Cette facture d’un montant de 120.100 euros a été découverte par un juge d’instruction belge enquêtant sur l’enlèvement de M. Rusesabagina lors d’une commission rogatoire au siège de la compagnie GainJet, a précisé l’avocat. Il a expliqué qu’une enquête était également en cours aux Etats-Unis.

Le gouvernement rwandais a admis avoir « facilité le voyage » de M. Rusesabagina vers Kigali, mais affirmé que son arrestation était « légale » et que « ses droits n’ont jamais été violés ».

Me Lurquin et deux des enfants, Carine et Roger, ont une nouvelle fois réclamé la libération « d’urgence » de l’opposant, âgé de 67 ans et qui a fait un accident vasculaire cérébral (AVC) dans une prison proche de Kigali et son transfèrement vers la Belgique. « C’est la mort qui rôde autour de sa cellule » de Nyarugenge, a lancé l’avocat. Il a assuré que son client avait été torturé après son arrestation à Kigali et durant sa détention « arbitraire » et « forcée », une expression utilisée par le groupe de travail des Nations unies sur la détention arbitraire, qui a demandé sa libération immédiate et sans condition.

« Mme (Sophie) Wilmès (la ministre belge des Affaires étrangères) a raison quand elle dit que le procès de M. Rusesabagina en première instance n’a été ‘ni juste ni équitable' », a-t-il dit.

« Nous demandons que Paul Rusesabagina soit libéré d’urgence. Procéder à son transfèrement c’est possible » après une détention de 595 jours et une « mascarade » en guise de procès, a souligné l’avocat.

La présidente de la commission des affaires étrangères de la Chambre, Els Van Hoof, a pour sa part rappelé mercredi devant la presse que la Chambre avait adopté l’an dernier une résolution demandant au gouvernement d’ouvrir un dialogue avec le Rwanda sur un rapatriement de Paul Rusesabagina.

« C’est un citoyen belge et sa situation devrait être une priorité pour la Belgique », a affirmé la députée CD&V. Elle a cité des échanges avec Mme Wilmès (MR) se disant favorable à « un dialogue respectueux » avec Kigali sur le cas de M. Rusesabagina mais soulignant qu’un transfèrement n’est pas possible en raison de l’absence d’accord bilatéral entre les deux pays.

Mme Van Hoof a aussi évoqué la possibilité de prendre des sanctions – à définir dans un cadre européen – contre des membres du régime Kagame.

Début octobre, les députés européens ont réclamé sa libération pour « raisons humanitaires » et son rapatriement vers la Belgique. Pour faire pression sur Kigali, les eurodéputés avaient également demandé à la Commission européenne « un réexamen critique de l’aide apportée par l’Union européenne » au gouvernement et institutions rwandaises.

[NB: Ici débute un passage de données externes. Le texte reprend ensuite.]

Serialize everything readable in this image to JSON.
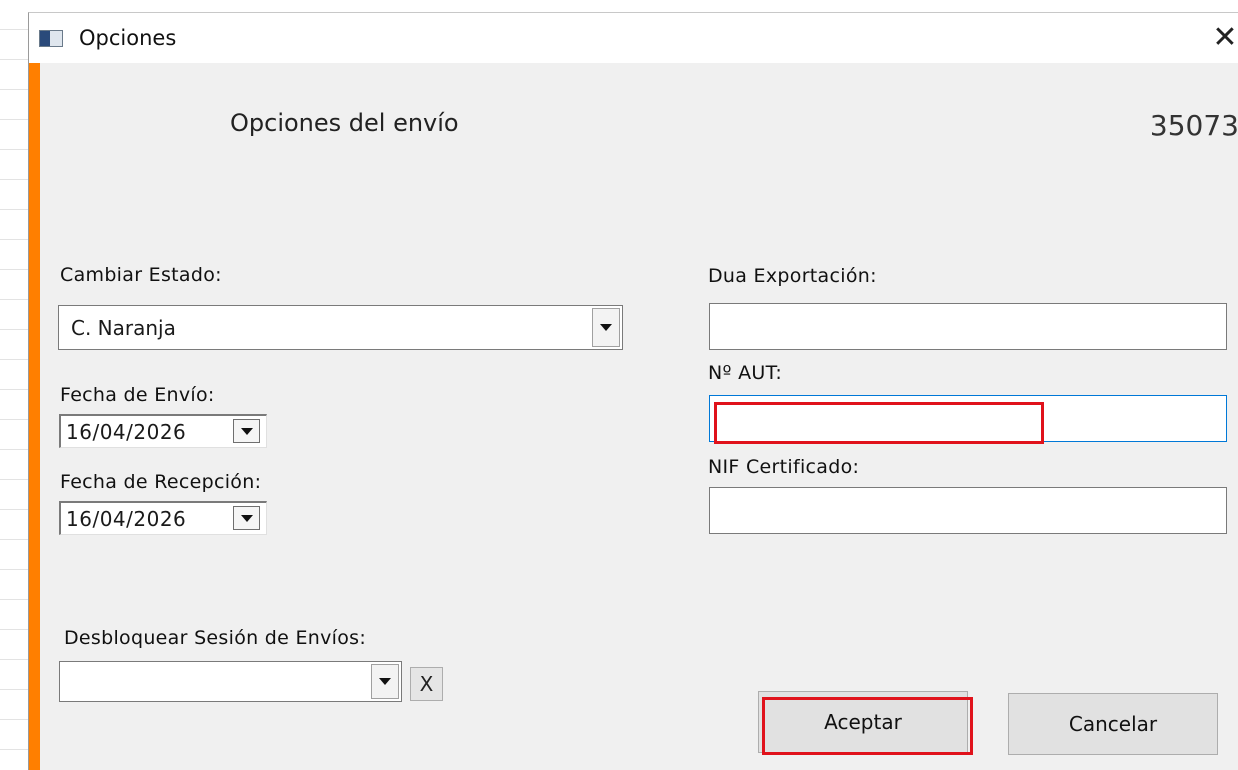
{
  "window": {
    "title": "Opciones",
    "close_glyph": "✕",
    "accent_color": "#ff7f00"
  },
  "header": {
    "section_title": "Opciones del envío",
    "record_number": "35073"
  },
  "left": {
    "status": {
      "label": "Cambiar Estado:",
      "value": "C. Naranja"
    },
    "send_date": {
      "label": "Fecha de Envío:",
      "value": "16/04/2026"
    },
    "receive_date": {
      "label": "Fecha de Recepción:",
      "value": "16/04/2026"
    },
    "unlock_session": {
      "label": "Desbloquear Sesión de Envíos:",
      "value": "",
      "clear_label": "X"
    }
  },
  "right": {
    "dua": {
      "label": "Dua Exportación:",
      "value": ""
    },
    "aut": {
      "label": "Nº AUT:",
      "value": ""
    },
    "nif": {
      "label": "NIF Certificado:",
      "value": ""
    }
  },
  "buttons": {
    "accept": "Aceptar",
    "cancel": "Cancelar"
  },
  "highlight_color": "#e0121b"
}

Les Etats-Unis, qui ont décerné à M.  Rusesabagina la médaille présidentielle de la liberté en 2005 et lui ont accordé le titre de résident, s’étaient dits « préoccupés » par sa première condamnation.

La Cour d’appel du Rwanda a confirmé le 4 avril la condamnation à 25 ans de prison pour « terrorisme » de M. Rusesabagina, rejetant l’appel du parquet qui souhaitait une peine plus lourde à l’encontre de l’ancien hôtelier connu, selon sa fille, Carine Kanimba, pour avoir sauvé 1.268 Hutu et Tutsi réfugiés à l’hôtel des Mille Collines à Kigali lors du génocide de 1994.

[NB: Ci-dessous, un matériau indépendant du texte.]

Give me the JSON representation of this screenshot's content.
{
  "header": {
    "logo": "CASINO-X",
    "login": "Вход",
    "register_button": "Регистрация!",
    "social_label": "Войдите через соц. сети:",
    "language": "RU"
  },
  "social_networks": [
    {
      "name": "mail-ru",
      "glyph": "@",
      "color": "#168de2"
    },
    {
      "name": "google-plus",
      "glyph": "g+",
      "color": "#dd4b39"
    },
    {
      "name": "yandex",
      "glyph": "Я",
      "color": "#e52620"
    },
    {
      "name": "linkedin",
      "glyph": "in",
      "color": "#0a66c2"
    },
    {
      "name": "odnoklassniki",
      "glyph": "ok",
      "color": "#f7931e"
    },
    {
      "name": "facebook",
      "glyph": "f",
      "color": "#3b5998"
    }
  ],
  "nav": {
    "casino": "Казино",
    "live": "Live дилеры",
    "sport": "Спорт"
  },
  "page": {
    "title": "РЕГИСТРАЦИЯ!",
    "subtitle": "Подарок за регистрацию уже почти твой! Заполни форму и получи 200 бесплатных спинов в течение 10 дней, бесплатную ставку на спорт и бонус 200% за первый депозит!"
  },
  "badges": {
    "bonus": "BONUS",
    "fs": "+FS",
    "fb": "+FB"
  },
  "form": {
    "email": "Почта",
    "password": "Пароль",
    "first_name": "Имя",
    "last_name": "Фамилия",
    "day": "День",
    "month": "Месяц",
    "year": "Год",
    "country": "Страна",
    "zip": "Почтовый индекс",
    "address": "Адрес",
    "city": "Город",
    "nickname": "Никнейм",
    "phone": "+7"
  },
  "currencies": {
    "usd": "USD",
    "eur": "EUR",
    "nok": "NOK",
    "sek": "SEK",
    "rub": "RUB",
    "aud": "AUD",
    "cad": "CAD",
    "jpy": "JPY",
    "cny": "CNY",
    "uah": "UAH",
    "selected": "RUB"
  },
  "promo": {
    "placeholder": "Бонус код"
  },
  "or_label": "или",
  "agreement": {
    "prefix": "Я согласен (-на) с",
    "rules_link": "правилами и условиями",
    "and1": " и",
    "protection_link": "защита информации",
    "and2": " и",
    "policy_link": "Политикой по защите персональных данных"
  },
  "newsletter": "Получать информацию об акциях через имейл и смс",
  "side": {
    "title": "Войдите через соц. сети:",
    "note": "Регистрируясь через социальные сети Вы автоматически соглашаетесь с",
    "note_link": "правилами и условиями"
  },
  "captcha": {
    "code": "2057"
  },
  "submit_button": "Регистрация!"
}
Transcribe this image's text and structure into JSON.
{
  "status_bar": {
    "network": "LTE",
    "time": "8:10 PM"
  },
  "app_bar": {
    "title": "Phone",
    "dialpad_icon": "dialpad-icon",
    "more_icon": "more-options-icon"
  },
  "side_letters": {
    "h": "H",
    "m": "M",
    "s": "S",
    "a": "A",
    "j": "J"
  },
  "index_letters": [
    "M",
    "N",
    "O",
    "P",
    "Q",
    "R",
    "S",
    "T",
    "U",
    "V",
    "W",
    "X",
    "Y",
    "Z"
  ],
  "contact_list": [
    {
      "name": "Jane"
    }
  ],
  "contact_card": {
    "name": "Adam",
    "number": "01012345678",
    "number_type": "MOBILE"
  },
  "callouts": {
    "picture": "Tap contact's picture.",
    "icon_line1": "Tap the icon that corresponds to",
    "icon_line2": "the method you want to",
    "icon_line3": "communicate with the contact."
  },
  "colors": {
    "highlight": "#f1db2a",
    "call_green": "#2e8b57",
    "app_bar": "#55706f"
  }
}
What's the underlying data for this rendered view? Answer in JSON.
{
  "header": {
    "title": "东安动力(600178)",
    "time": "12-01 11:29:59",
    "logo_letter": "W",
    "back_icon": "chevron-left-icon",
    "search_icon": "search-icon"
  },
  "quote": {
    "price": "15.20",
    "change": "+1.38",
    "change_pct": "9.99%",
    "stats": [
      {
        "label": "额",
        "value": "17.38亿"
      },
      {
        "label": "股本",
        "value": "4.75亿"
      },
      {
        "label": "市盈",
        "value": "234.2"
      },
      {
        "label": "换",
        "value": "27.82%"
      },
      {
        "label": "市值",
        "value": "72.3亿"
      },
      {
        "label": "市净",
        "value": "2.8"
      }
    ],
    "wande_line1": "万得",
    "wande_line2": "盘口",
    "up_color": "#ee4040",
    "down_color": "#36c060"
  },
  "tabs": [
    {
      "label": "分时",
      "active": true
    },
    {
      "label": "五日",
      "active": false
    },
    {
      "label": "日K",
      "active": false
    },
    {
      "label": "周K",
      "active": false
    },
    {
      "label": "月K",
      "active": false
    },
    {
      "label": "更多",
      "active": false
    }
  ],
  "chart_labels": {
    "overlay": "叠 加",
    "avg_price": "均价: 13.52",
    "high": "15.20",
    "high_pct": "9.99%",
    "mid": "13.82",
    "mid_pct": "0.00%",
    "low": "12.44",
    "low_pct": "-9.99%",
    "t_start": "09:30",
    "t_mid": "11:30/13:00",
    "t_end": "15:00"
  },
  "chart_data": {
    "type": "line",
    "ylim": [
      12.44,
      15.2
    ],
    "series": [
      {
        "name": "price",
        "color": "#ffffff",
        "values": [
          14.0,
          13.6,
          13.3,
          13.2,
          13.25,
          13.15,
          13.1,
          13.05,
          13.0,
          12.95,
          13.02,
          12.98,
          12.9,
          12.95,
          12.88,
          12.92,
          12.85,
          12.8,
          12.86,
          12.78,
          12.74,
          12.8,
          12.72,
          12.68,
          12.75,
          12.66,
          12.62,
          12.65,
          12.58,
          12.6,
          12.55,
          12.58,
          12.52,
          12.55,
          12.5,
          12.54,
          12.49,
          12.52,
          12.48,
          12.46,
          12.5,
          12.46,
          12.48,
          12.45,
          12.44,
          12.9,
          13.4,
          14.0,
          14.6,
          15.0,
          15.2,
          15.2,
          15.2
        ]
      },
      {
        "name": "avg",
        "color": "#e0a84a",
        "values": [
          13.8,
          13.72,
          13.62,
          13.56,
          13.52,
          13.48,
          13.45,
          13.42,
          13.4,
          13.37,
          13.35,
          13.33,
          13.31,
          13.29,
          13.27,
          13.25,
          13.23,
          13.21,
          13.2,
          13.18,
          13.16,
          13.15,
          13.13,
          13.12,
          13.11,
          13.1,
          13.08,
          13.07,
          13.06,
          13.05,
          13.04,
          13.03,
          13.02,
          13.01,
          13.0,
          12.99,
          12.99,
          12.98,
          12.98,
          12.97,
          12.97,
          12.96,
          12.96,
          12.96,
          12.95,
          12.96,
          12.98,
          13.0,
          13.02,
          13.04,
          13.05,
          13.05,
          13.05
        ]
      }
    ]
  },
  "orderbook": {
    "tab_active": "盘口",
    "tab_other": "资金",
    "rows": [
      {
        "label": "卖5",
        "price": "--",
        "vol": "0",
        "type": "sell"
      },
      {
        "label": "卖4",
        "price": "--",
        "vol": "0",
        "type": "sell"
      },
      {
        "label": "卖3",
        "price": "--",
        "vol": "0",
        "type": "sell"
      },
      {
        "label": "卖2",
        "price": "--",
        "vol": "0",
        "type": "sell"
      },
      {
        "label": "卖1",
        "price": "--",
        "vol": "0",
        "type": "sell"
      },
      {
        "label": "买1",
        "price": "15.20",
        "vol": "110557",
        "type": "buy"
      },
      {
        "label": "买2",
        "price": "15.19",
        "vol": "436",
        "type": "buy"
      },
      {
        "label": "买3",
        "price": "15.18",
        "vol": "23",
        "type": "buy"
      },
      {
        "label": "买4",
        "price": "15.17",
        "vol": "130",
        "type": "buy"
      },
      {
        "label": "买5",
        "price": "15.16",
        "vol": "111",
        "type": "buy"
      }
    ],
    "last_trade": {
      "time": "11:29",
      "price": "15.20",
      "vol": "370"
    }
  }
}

Connu pour être un virulent opposant à M. Kagame, Paul Rusesabagina avait été condamné en septembre dernier à 25 ans de prison pour « avoir fondé et appartenir » au Front de Libération nationale (FLN), groupe armé accusé d’avoir mené des attaques meurtrières au Rwanda en 2018 et 2019. Cette peine a été confirmée en appel.